As to costs, each party was ordered to bear his or her own costs. This outcome reflects the court’s view that both parties had advanced competing positions on variation and budgeting, and that neither side should necessarily recover costs from the other.
Why Does This Case Matter?
ANH v ANI is a useful authority for practitioners dealing with variation of child maintenance where the child’s educational stage has changed and where the maintenance provider has remarried. The decision underscores that remarriage is relevant but not decisive. Courts must avoid moralising about whether a divorcee should remarry and instead focus on the financial balance: the provider’s income and the competing needs of the ex-spouse and the new family.
From a practical perspective, the case illustrates how Singapore courts approach the budgeting exercise in maintenance variation applications. The judge did not accept the parties’ global figures at face value. Instead, the court examined specific expense heads, assessed their reasonableness for a young adult, and adjusted categories such as discretionary spending and travel in light of the child’s estrangement from the father. This approach is instructive for lawyers preparing affidavits and schedules: detailed, defensible breakdowns of expenses are more likely to withstand judicial scrutiny than broad assertions.
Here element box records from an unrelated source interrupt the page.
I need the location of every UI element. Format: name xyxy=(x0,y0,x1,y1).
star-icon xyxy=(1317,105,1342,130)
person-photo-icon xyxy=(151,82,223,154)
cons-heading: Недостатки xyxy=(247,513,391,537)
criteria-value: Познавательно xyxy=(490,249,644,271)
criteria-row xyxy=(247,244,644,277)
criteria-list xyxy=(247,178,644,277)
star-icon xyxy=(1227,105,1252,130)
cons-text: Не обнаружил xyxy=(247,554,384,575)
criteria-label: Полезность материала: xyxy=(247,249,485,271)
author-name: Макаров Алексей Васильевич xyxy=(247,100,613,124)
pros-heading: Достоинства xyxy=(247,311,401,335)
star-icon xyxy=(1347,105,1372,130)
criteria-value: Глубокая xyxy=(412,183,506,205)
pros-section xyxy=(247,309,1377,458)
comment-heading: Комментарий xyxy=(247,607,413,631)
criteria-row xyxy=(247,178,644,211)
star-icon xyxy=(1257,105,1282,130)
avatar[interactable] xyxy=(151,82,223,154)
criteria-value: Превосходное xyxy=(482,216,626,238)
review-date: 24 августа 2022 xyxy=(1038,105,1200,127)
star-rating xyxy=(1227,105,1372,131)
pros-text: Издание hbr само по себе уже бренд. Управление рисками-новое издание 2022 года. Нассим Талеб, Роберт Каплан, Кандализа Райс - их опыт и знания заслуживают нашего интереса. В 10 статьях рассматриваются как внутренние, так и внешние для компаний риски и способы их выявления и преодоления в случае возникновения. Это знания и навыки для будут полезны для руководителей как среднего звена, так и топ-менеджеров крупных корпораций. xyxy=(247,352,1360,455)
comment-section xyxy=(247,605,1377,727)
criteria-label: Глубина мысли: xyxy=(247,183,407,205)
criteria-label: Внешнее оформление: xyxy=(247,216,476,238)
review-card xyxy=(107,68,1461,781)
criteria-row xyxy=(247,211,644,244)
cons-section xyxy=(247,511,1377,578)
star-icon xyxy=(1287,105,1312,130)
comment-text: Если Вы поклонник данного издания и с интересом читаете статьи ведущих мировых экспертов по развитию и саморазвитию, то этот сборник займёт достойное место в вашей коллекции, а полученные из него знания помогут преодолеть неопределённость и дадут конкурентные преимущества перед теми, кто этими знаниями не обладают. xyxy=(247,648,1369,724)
The decision also clarifies how courts may determine the duration of maintenance in the context of tertiary education. Rather than adopting a rigid age threshold, the court tied the end point to the daughter’s graduation from university. For practitioners, this suggests that where the child is pursuing a course of study, courts may prefer educational milestones to age-based presumptions, provided the requested duration is supported by evidence of the course timeline and the reasonableness of the costs.
Legislation Referenced
- (Not specified in the provided judgment extract.)
Cases Cited
- [2019] SGHC 170 (the present case; no other cited authorities were provided in the extract)
Source Documents
This article analyses [2019] SGHC 170 for legal research and educational purposes. It does not constitute legal advice. Readers should consult the full judgment for the Court's complete reasoning.